Not Even Then, the debut collection by Brian Blanchfield, introduces a poetry both compressed and musically fluid, beseechingly intimate and oddly authoritative. Blanchfield conducts readers through a unique, theatrical realm where concepts and personages are enlivened into Continuity, Coincidence, Symmetry, and Shame keep uneasy company there with Marcel Duchamp and Johnny Weissmuller, Lord Alfred Douglas and "Blue Boy" Master Lambton, Juliet’s Nurse and Althusser’s Moses.
With its kinked and suspensive language, Not Even Then draws on the lyric tradition, even as it complicates that tradition’s dualism of self and other. Likeness is always under investigation in the book’s irreducible arrangements of alterity. From "Red Habits": "I imagine the interferences explained / in don’t-think-twice and reverse advice / and by habits for both head and breast / hers and hers as red as mine at chamber check. / We are each herself a further interference." No answer rests unquestioned in its turn; even the book title’s cynicism is challenged by a poetics alive to possibility, where Possibility is—impetuously, ecstatically—companionable. "The listener you are," writes Blanchfield, "the less alone."
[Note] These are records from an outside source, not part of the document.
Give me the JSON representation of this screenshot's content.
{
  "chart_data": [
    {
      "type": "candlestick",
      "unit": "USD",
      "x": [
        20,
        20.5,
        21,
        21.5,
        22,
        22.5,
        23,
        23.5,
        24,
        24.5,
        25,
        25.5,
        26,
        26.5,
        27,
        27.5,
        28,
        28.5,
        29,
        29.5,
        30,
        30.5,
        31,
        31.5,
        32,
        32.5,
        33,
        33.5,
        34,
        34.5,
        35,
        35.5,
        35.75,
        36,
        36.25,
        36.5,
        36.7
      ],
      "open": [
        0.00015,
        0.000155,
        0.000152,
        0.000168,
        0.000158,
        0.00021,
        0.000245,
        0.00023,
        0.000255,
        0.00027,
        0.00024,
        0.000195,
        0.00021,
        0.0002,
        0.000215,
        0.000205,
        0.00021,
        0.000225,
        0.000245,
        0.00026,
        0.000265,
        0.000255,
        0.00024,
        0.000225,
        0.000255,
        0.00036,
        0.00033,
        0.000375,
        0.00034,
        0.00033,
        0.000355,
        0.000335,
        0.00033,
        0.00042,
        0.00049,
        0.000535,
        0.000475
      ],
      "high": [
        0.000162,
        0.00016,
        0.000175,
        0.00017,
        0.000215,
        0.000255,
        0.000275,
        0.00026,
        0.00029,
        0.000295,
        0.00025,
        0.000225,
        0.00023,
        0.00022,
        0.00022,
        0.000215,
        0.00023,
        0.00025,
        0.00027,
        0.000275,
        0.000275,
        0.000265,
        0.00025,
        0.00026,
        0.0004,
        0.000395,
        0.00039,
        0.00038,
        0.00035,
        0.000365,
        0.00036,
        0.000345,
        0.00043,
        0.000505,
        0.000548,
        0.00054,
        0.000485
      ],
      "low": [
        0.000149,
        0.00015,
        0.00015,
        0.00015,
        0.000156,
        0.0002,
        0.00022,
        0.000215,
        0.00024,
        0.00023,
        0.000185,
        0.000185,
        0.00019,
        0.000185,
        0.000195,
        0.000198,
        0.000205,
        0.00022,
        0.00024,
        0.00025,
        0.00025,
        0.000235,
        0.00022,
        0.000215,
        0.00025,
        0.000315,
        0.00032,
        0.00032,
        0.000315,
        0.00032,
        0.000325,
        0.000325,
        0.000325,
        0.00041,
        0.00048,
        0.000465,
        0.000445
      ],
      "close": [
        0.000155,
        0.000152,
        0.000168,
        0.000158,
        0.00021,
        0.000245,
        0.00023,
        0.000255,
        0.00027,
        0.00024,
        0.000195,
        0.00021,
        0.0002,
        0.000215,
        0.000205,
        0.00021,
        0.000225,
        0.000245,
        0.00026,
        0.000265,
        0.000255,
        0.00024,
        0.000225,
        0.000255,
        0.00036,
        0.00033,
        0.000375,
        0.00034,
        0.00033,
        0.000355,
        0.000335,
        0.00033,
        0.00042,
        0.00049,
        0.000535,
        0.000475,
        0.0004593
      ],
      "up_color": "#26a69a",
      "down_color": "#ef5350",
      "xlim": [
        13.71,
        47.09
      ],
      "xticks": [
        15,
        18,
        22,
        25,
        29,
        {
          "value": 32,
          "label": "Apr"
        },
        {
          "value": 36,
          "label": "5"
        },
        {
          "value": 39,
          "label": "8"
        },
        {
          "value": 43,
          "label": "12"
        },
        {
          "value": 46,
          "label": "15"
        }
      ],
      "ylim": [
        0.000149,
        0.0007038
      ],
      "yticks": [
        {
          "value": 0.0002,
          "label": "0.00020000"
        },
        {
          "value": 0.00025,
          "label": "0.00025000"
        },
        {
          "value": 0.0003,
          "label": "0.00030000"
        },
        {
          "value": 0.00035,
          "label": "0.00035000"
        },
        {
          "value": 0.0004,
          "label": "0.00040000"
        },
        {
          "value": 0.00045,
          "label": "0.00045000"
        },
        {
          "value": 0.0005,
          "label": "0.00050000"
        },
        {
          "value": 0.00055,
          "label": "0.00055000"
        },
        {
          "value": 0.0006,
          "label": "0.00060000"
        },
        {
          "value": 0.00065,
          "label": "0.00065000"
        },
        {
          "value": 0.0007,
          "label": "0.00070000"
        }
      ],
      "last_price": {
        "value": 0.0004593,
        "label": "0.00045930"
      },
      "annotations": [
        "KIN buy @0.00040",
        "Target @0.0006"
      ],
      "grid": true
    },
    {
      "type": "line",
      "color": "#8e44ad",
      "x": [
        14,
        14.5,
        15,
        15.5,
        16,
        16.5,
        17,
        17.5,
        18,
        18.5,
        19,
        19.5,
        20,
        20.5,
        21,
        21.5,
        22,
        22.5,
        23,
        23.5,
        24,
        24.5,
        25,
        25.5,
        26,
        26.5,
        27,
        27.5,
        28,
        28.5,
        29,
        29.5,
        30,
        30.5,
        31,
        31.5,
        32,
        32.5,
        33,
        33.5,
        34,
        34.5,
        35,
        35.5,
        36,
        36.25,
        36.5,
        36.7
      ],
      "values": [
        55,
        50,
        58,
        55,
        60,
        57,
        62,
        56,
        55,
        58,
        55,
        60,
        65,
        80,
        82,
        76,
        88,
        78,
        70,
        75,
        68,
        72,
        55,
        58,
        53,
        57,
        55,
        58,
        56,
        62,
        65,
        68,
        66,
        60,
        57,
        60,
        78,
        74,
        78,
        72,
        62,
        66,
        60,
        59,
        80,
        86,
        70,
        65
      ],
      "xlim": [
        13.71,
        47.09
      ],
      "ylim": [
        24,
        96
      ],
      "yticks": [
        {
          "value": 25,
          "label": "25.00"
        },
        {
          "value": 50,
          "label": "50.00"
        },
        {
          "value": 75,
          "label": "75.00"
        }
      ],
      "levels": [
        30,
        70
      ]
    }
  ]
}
Brian Blanchfield is a poet and essayist whose most recent book is Proxies: Essays Near Knowing—a collection equal parts cultural studies and dicey autobiography, published by Nightboat Books and winner of a 2016 Whiting Award in Nonfiction. His first two books, both poetry, are Not Even Then (University of California Press) and A Several World (Nightboat), which received the 2014 James Laughlin Award. His essays and poetry have appeared in Harper’s, BOMB, The Nation, The Paris Review, Brick, StoryQuarterly, Lana Turner, and other publications; and two long sequences—one poetry, one prose—are available as chapbooks: The History of Ideas, 1973-2012 (Spork Press, 2013) and Correction. (Essay Press, 2016). A 2014-15 Howard Foundation Fellow, he is an editor of Fence, a guest editor this year of the PEN Poetry Series, and host of Speedway and Swan, a biweekly poetry and music show on KXCI Community Radio in Tucson.
Sure, I didn't get it. But, I didn't really get Blanchfield's second collection of poetry and his collection of essays. Yet I enjoyed them. If you can't always get what you want, you don't always have to get what you read. This collection just felt flatter than the later work.
I don't think I have the patience for this, perhaps because I don't remember what led me to pick up this book in the first place. Perhaps it was a recommendation, since my copy is autographed by the author to someone else.